SEBI Bhavan, Head Office of Securities and Exchange Board of India in Mumbai. (Image Courtesy Wikimedia Commons)
Public servants and persons holding statutory positions may soon be prohibited from trading in listed securities of companies whose matters are being handled by them, thus giving them access to non-public price sensitive information.
These measures are part of a new set of insider trading norms being considered by capital markets regulator Sebi, which has sought public comments till December 31 before putting in place final regulations in this regard.
The new norms would also apply to officials at Sebi itself, although all its employees are as such not allowed to trade in stocks during their tenure at the regulatory authority.

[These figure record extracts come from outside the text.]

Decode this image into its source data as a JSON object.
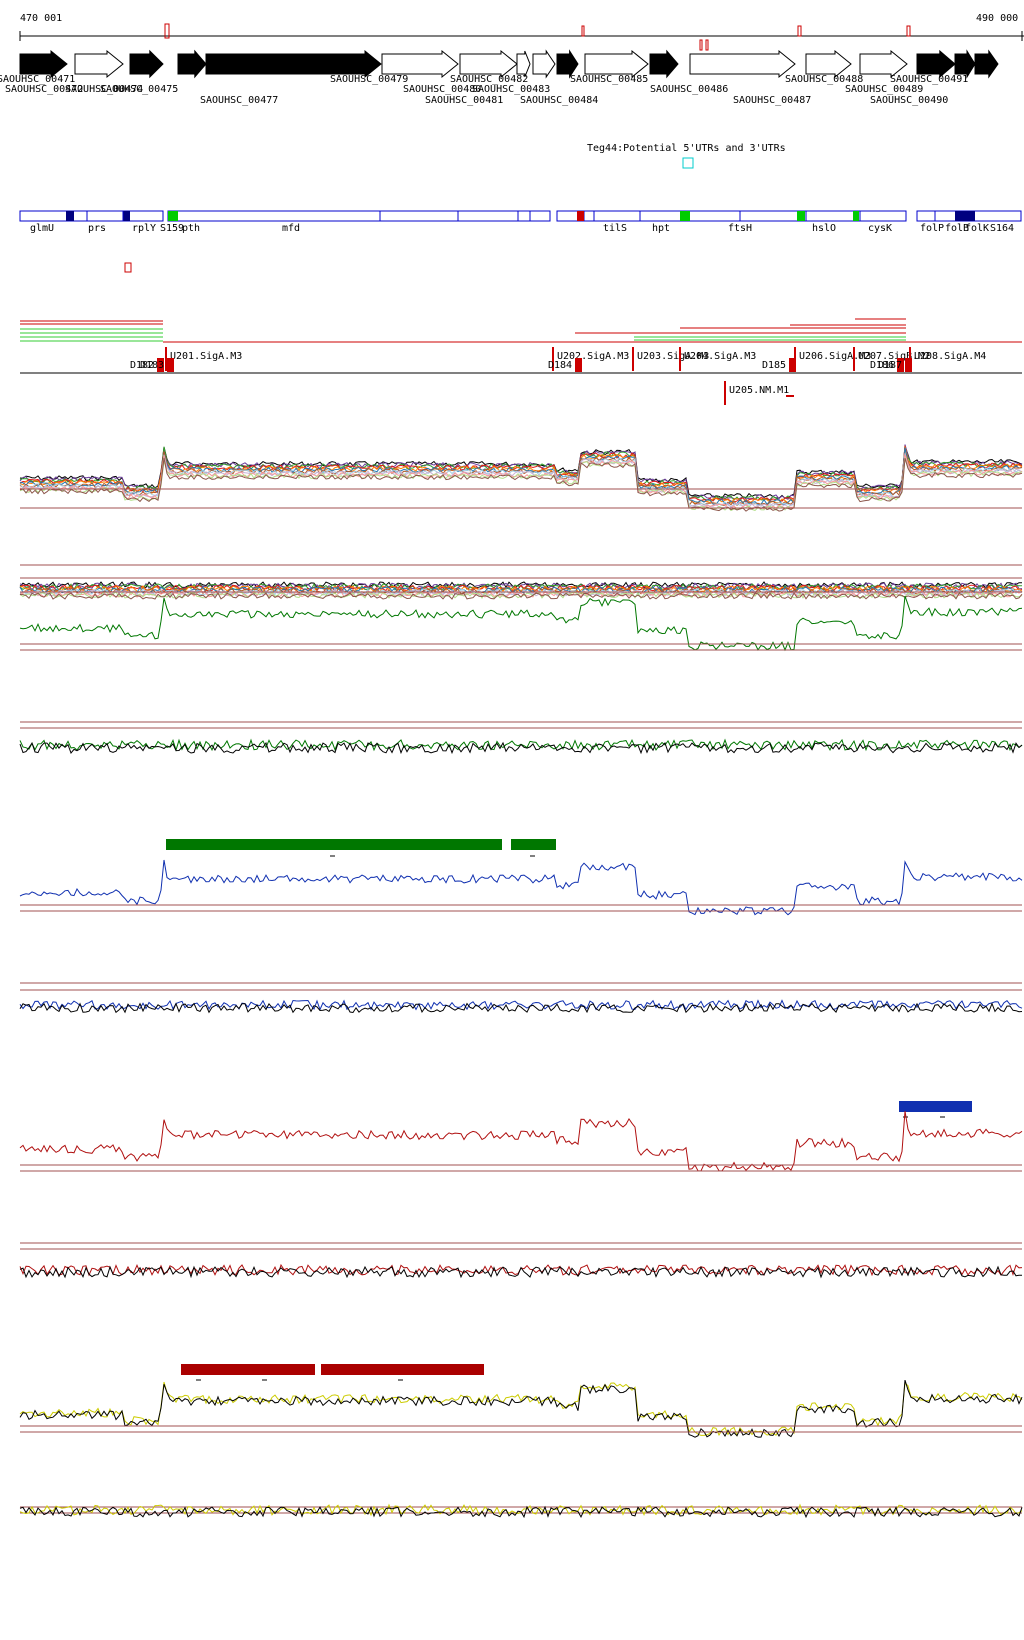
{
  "coords": {
    "start": "470 001",
    "end": "490 000"
  },
  "genes_top": [
    {
      "label": "SAOUHSC_00471",
      "strand": "+",
      "filled": true
    },
    {
      "label": "SAOUHSC_00472",
      "strand": "+",
      "filled": false
    },
    {
      "label": "SAOUHSC_00474",
      "strand": "+",
      "filled": true
    },
    {
      "label": "SAOUHSC_00475",
      "strand": "+",
      "filled": true
    },
    {
      "label": "SAOUHSC_00477",
      "strand": "+",
      "filled": true
    },
    {
      "label": "SAOUHSC_00479",
      "strand": "+",
      "filled": false
    },
    {
      "label": "SAOUHSC_00480",
      "strand": "+",
      "filled": false
    },
    {
      "label": "SAOUHSC_00481",
      "strand": "+",
      "filled": false
    },
    {
      "label": "SAOUHSC_00482",
      "strand": "+",
      "filled": false
    },
    {
      "label": "SAOUHSC_00483",
      "strand": "+",
      "filled": true
    },
    {
      "label": "SAOUHSC_00484",
      "strand": "+",
      "filled": false
    },
    {
      "label": "SAOUHSC_00485",
      "strand": "+",
      "filled": true
    },
    {
      "label": "SAOUHSC_00486",
      "strand": "+",
      "filled": false
    },
    {
      "label": "SAOUHSC_00487",
      "strand": "+",
      "filled": false
    },
    {
      "label": "SAOUHSC_00488",
      "strand": "+",
      "filled": false
    },
    {
      "label": "SAOUHSC_00489",
      "strand": "+",
      "filled": true
    },
    {
      "label": "SAOUHSC_00490",
      "strand": "+",
      "filled": true
    },
    {
      "label": "SAOUHSC_00491",
      "strand": "+",
      "filled": true
    }
  ],
  "utr_track_title": "Teg44:Potential 5'UTRs and 3'UTRs",
  "gene_names": [
    "glmU",
    "prs",
    "rplY",
    "S159",
    "pth",
    "mfd",
    "tilS",
    "hpt",
    "ftsH",
    "hslO",
    "cysK",
    "folP",
    "folB",
    "folK",
    "S164"
  ],
  "promoters": [
    {
      "label": "U201.SigA.M3"
    },
    {
      "label": "U202.SigA.M3"
    },
    {
      "label": "U203.SigA.M3"
    },
    {
      "label": "U204.SigA.M3"
    },
    {
      "label": "U206.SigA.M3"
    },
    {
      "label": "U207.SigB.M2"
    },
    {
      "label": "U208.SigA.M4"
    },
    {
      "label": "U205.NM.M1"
    }
  ],
  "terminators": [
    "D182",
    "D183",
    "D184",
    "D185",
    "D186",
    "D187"
  ],
  "colors": {
    "gene_black": "#000000",
    "feature_blue": "#0000cc",
    "dark_blue": "#000080",
    "green_box": "#00cc00",
    "red": "#cc0000",
    "dark_red": "#aa0000",
    "green_trace": "#007700",
    "blue_trace": "#1030b0",
    "red_trace": "#b01010",
    "yellow_trace": "#cccc00",
    "track_guide": "#a05050",
    "cyan_box": "#00cccc"
  },
  "segment_bars": {
    "green": "green-segments",
    "blue": "blue-segment",
    "red": "red-segments"
  }
}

A new feature of the proposed regulations is that of "treating public servants and persons holding statutory positions that are reasonably expected to have access to Unpublished Price Sensitive Information (UPSI) as connected persons and thereby prohibit them from trading when in possession of UPSI."
As per the norms, judges hearing corporate cases and outcome of which would be materially adverse or materially positive to the price of a firm's shares would be considered as a "connected person" until the order is pronounced.
Besides, public servants who are actively involved in formulating policy on any matter that could result in a material impact on the price discovery for securities of listed companies, would be a "connected person."
"Therefore, the restrictions on trading that would apply to connected persons would apply to such persons as well," as per suggestion.
These measures are suggested by a panel, chaired by N K Sodhi, Former Chief Justice of Kerala and Karnataka and a Former Presiding Officer of the Securities Appellate Tribunal.
The committee set up by Sebi in March this year to review nearly two decade-old insider trading norms included experts from various sectors.
Any person who possesses unpublished stock price sensitive information about a company would be deemed as an insider and any person who has been associated with a company in any capacity up to six months prior to trading in its stock would be termed as "connected person".
Besides, the committee has proposed to broaden the definition of 'insider' and said that it will presume immediate relatives (who are either financially dependent or consult an insider when trading in securities) as "connected persons."
It also stated that any person in possession of UPSI would be considered an insider.
The new norms allow insiders, mainly those in constant possession of sensitive information, to trade in a company's shares only through a pre-disclosed trading schedule, to be made public at least six months before the transaction.